Dhe shopping at the greengrocer’s is becoming a luxury for many Spaniards. This summer, the high prices for melons, which families like to take to the beach, are particularly painful. Your price has tripled. A watermelon weighing six kilograms can cost ten euros and more. They are almost 90 percent more expensive than last summer. This is mainly due to the scarce supply. After demand fell, farmers planted less that year. Then nature made itself felt: torrential rains in several growing areas first washed away the seeds, then the heat set in unusually early.
The second heat wave this year
These freak weather conditions in particular have been causing problems for the producers for months, and their consequences can be felt in the shops, even if the temperatures dropped on Tuesday: one of the most extreme and intense heat waves is coming to an end on the Iberian Peninsula. It was the second wave this year and it probably won’t be the last. A new temperature record of 41 degrees was set in May, which was followed in mid-June by one of the earliest heat waves since weather records began.
But drought is just one of the big problems this year. In Aragón and Catalonia, apricots, peaches and nectarines were hit hard by frost and hail at the end of spring – before it soon became very warm. It is feared that up to 70 percent of the entire harvest will be lost. “The increase in the price of stone fruit is due to the sharp drop in supply due to the bad weather,” says the producer association Fepex.
Desertification progresses
Around 20 percent less stone fruit was also harvested in the Murcia region. The “Garden of Europe” on the Mediterranean is actually one of the hottest areas in the country. But this spring, in just over two months, it rained four times as much as in average years: fields were flooded, fruit and vegetables began to rot. A large part of the lettuce and melons sown in February was lost.
However, the unusually heavy rainfall was an exception and was limited to Murcia, Valencia and the province of Almería. Drought prevails in most of the Iberian Peninsula and the Balearic Islands. The winter was initially too dry and very mild for months. Rain only set in in the spring, which was no longer able to compensate for the precipitation deficit that had been building up for several years. The reservoirs are currently only 40 percent full, and desertification is progressing.
“Climate change kills”
The devastating forest fires of the past few days show how dried out the soil and vegetation are. Since the beginning of the year, more than 300 fires have destroyed around 140,000 hectares. That is almost seven times more than in an average year. It has been a good 16,000 hectares since last weekend. There is talk of the worst summer fire in 15 years with devastating consequences for Spanish forest farmers.

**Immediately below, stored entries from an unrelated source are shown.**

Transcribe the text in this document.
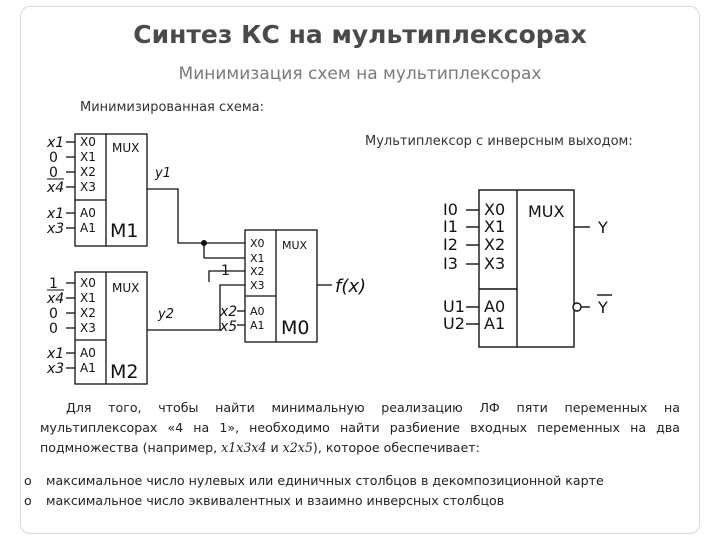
Синтез КС на мультиплексорах
Минимизация схем на мультиплексорах
Минимизированная схема:
Мультиплексор с инверсным выходом:
X0
X1
X2
X3
A0
A1
MUX
M1
X0
X1
X2
X3
A0
A1
MUX
M2
X0
X1
X2
X3
A0
A1
MUX
M0
x1
0
0
x4
x1
x3
1
x4
0
0
x1
x3
y1
y2	x2
x5
1
f(x)
X0
X1
X2
X3
A0
A1
MUX
I0
I1
I2
I3
U1
U2
Y
Y
Для того, чтобы найти минимальную реализацию ЛФ пяти переменных на мультиплексорах «4 на 1», необходимо найти разбиение входных переменных на два подмножества (например, x1x3x4 и x2x5), которое обеспечивает:
o максимальное число нулевых или единичных столбцов в декомпозиционной карте
o максимальное число эквивалентных и взаимно инверсных столбцов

“Climate change kills. It kills people, destroys our ecosystem and destroys our society’s most valuable property,” said Spanish Prime Minister Pedro Sánchez during a visit to Extremadura, where three major fires raged. And it will get even drier: the government warns that precipitation could fall by around a fifth by 2030.
Illegal Wells and “Water Wars” Warnings
Farmers try to combat this shortage by digging wells illegally. According to estimates, there could be up to half a million such wells. They contribute to the fact that the groundwater level drops even further. For example on the edge of the Doñana National Park on the Andalusian Atlantic coast, where the globally unique wetland is slowly drying up. With the cultivation and export of strawberries, raspberries, blueberries and currants, most of which go to Germany, up to 600 million euros can be earned every year – provided there is enough water.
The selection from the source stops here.